Hops are a native British climber, growing up to 6m long, with 3-5-lobed toothed leaves. The dried strobiles from the female plant are used medicinally. These contain volatile oils and bitter resins collectively known as lupulin, as well as oestrogenic components. Female hop-pickers first drew attention to the effect of the herb on the reproductive organs – they suffered disrupted or absent menstruation whilst working with the plants due to the absorption of the oil through their hands. They have been used in brewing since Roman times, although their introduction to brewing in England was not until the 17th century.

Hops have a sedative and anti-spasmodic action. A central nervous system relaxant, they are used extensively in the treatment of insomnia, and hop pillows have been a popular tradition for centuries, inducing relaxation and alleviating tension and anxiety.

Hops are of particular benefit where tension results in restlessness, headache and indigestion. They reduce the effects of nervous indigestion whilst at the same time gently stimulating the digestion due to their bitter component. Their relaxing and astringent action can be applied to mucous colitis as well as tense bowel states such as irritable bowel syndrome, diverticulitis or Crohn’s disease. The herb’s antiseptic action is sometimes employed in the treatment of infections of the upper digestive tract, while antifungal activity has been demonstrated towards Candida albicans, and other constituents show activity against Staphylococcus aureus.

The oestrogenic substances in hops may cause loss of libido in men.
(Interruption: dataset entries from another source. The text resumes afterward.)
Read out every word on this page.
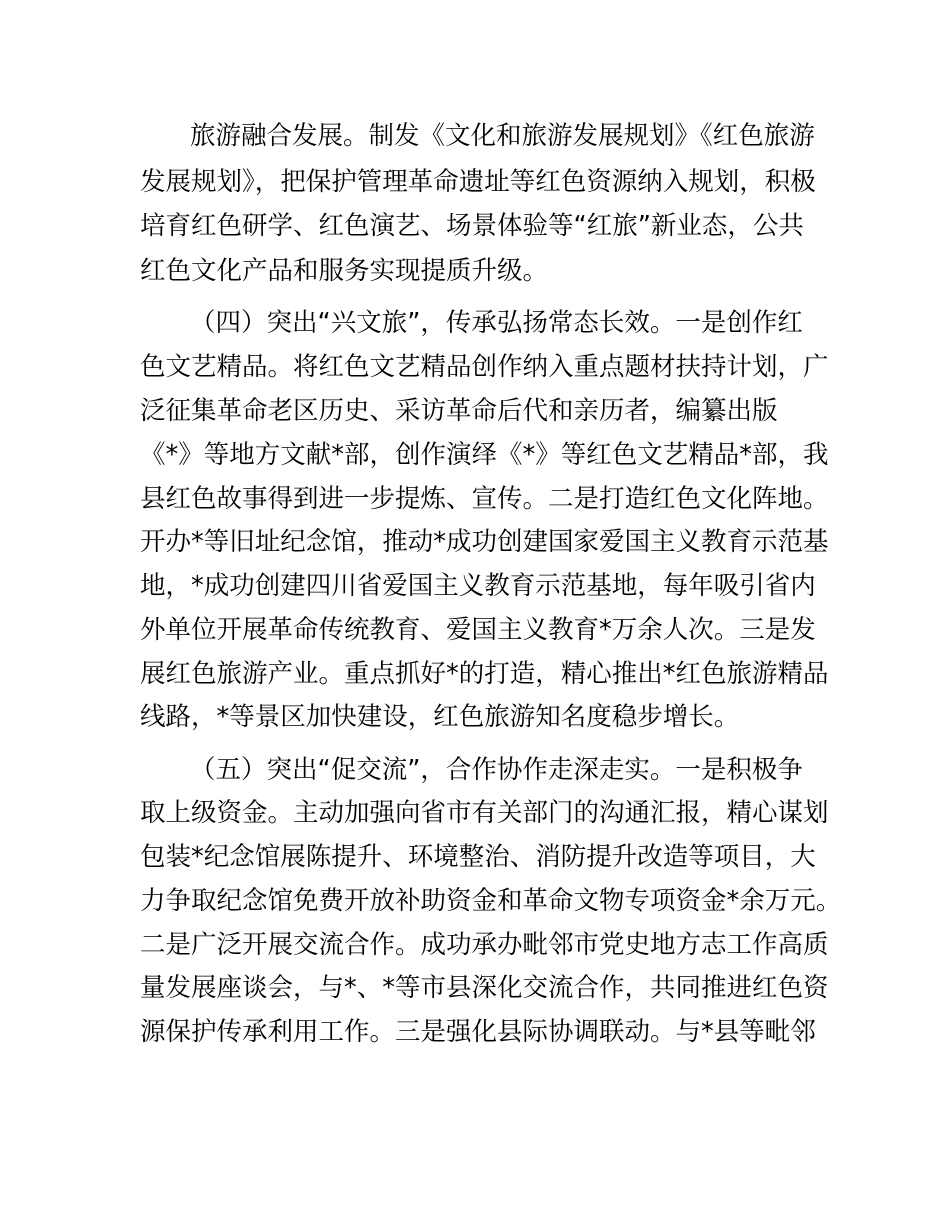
旅游融合发展。制发《文化和旅游发展规划》《红色旅游
发展规划》，把保护管理革命遗址等红色资源纳入规划，积极
培育红色研学、红色演艺、场景体验等“红旅”新业态，公共
红色文化产品和服务实现提质升级。
（四）突出“兴文旅”，传承弘扬常态长效。一是创作红
色文艺精品。将红色文艺精品创作纳入重点题材扶持计划，广
泛征集革命老区历史、采访革命后代和亲历者，编纂出版
《*》等地方文献*部，创作演绎《*》等红色文艺精品*部，我
县红色故事得到进一步提炼、宣传。二是打造红色文化阵地。
开办*等旧址纪念馆，推动*成功创建国家爱国主义教育示范基
地，*成功创建四川省爱国主义教育示范基地，每年吸引省内
外单位开展革命传统教育、爱国主义教育*万余人次。三是发
展红色旅游产业。重点抓好*的打造，精心推出*红色旅游精品
线路，*等景区加快建设，红色旅游知名度稳步增长。
（五）突出“促交流”，合作协作走深走实。一是积极争
取上级资金。主动加强向省市有关部门的沟通汇报，精心谋划
包装*纪念馆展陈提升、环境整治、消防提升改造等项目，大
力争取纪念馆免费开放补助资金和革命文物专项资金*余万元。
二是广泛开展交流合作。成功承办毗邻市党史地方志工作高质
量发展座谈会，与*、*等市县深化交流合作，共同推进红色资
源保护传承利用工作。三是强化县际协调联动。与*县等毗邻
It has been used with some success in the treatment of premature ejaculation and priapism. Recent research supports the claims for its use in painful or absent periods.

Hops can act as a mild depressive and therefore should not be taken by people suffering from depression. Its sedative effects may increase the effects of existing sedative medication and alcohol. The pollen from the strobiles may cause contact dermatitis and the strobiles themselves rapidly lose their effectiveness with storage. Chronic exposure to hops by those who work with them has led to nausea, vomiting, abnormal sweating, agitation, fever, and skin reactions. Paradoxically, many of these symptoms are the opposite of the therapeutic effects of this herb.

NB: The above information is for guidance only, and is not intended to take the place of diagnosis and treatment by a qualified practitioner. Some herbs may interact adversely with other medication, so make sure that your health professional is aware of everything you are taking.